“Arthouse or commercial?”

There you go. Pigeonholing starts from the day you conceive a film and reveal your idea to a friend. There isn’t any shade of grey available. It has to be black or white.

You would hope that this is a layman’s view on cinema. But you will be surprised to see most insiders too resorting to such stereotyping. As a filmmaker, I struggled initially with this concept. Then I tried hard that my movie doesn’t get either of the labels. Finally, I completely ignored this notion and that was the wisest thing to do. Why even worry about a categorization that you don’t believe in?

Really, how does one define “parallel” or “mainstream” – specially at the production stage?

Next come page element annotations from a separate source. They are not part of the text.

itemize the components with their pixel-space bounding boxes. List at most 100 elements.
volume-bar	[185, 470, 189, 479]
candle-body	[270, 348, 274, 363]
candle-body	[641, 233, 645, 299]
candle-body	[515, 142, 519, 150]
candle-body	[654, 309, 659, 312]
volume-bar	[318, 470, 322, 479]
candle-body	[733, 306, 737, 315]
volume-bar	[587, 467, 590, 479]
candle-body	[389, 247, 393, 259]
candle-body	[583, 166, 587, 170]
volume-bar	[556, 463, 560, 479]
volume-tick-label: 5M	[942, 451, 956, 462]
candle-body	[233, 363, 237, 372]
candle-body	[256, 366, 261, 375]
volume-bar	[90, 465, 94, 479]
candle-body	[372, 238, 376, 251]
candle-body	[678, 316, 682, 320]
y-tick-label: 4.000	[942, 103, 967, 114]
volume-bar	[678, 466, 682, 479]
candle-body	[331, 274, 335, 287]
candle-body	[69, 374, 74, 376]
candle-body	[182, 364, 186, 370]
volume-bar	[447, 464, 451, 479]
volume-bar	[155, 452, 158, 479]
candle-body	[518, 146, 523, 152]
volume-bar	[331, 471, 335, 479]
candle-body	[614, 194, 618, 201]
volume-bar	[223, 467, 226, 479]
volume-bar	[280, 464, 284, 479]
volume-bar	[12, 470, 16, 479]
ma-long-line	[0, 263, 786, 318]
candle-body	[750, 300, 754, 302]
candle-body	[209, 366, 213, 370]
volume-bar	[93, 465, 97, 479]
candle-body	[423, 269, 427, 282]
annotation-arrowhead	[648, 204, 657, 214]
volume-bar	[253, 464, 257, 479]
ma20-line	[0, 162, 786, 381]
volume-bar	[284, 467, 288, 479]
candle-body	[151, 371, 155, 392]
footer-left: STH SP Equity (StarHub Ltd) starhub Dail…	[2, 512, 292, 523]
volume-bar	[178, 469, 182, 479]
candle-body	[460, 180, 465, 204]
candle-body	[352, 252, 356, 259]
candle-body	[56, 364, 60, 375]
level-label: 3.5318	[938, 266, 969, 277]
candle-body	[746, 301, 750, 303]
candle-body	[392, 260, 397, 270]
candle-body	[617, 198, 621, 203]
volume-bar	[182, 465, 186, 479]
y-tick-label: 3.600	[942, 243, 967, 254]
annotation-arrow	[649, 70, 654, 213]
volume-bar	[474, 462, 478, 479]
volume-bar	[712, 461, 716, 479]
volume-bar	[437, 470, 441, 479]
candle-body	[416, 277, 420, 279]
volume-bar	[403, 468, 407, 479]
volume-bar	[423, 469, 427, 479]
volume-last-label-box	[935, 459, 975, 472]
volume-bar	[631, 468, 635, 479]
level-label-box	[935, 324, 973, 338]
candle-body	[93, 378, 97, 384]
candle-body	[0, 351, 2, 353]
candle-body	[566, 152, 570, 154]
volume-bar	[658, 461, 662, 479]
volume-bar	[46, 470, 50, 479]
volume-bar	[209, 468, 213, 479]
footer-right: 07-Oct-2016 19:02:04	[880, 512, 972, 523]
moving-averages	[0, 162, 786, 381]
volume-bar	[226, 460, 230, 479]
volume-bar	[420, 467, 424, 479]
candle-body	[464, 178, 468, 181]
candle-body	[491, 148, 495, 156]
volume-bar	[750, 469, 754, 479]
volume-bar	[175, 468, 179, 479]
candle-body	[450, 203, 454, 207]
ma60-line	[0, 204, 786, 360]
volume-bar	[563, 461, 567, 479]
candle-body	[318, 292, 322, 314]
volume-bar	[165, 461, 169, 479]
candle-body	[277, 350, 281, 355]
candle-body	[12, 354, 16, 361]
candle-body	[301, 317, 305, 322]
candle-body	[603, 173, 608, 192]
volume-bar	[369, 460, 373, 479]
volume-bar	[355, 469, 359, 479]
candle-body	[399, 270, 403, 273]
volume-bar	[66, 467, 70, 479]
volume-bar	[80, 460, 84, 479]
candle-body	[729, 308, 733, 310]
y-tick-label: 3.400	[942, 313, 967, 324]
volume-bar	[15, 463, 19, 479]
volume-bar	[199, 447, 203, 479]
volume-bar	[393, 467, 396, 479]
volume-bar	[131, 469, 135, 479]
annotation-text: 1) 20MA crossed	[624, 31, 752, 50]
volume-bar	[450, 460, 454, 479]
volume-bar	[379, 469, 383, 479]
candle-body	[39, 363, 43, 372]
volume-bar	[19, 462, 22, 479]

If “parallel” means ‘realistic’, no cinema is realistic. Cinema works like a magician’s trick. A perception is created using images and sound. A filmmaker tries hard to present to the viewer the vision he has in his mind. His vision is never fully represented because of several constraints of filmmaking. But he tries to get as close as possible. He does not aim to achieve reality. ‘Realism’ is used, just as a magician does, only to trick a viewer so that he ‘feels’ the movie and not just ‘sees’ and ‘hears’ it. You don’t have background score in real life. So why then adding a song makes a film “commercial”? A song is as much a part of sound design (and in some cases visual design) of a film as is the background score.

Some say that films which are made for festivals are “arthouse”. I find it difficult to imagine that any filmmaker will set out to restrict his film to festival audience only. Filmmaking is one hell of a job. It not only requires extraordinary diligence and patience, it puts enormous strain on your finances and relationships too, particularly if you are new to the game. Who would not want the outcome to be seen and appreciated by many after all that?

The terms ‘mainstream’ and ‘parallel’ represent two extremes of audience-centric and filmmaker-centric films respectively. Any random film will sit somewhere in this spectrum and very rarely at any of the end-points. So in reality it’s almost always a shade of grey.

It eventually comes down to the balance a filmmaker settles at between what he has to offer and what he thinks the audience will like. Or the degree to which a filmmaker surrenders to his perception of what the public wants. Now the fact that he could go wrong with feeling the public’s pulse is a different matter. Each filmmaker is different in where he strikes this balance. As the audience evolves with time, what they like and what the filmmaker has to offer aren’t always very different from one-another.

What the audience like in films depends on a number of factors:

– star(s)
– story
– presentation
– production value
– genre
– other factors intrinsic to the film (that might be escaping me now)

And finally there is this extrinsic factor ‘nothing succeeds like success’.

Of the intrinsic factors, stars and production value have a huge impact on the purse. The extrinsic ‘buzz’ factor is increasingly being controlled by marketing these days. Naturally therefore films leaning towards the ‘mainstream’ side of the scale are big budget films by big studios who can take care of all the factors which makes a film ‘likely to be’ liked by majority of the audience.

We are however entering an era where smart filmmaking is increasingly being rewarded. It’s about playing to your strengths in the areas you can control and mitigating risks associated with areas you cannot influence. And that gives one hope that everything after all is not just about money.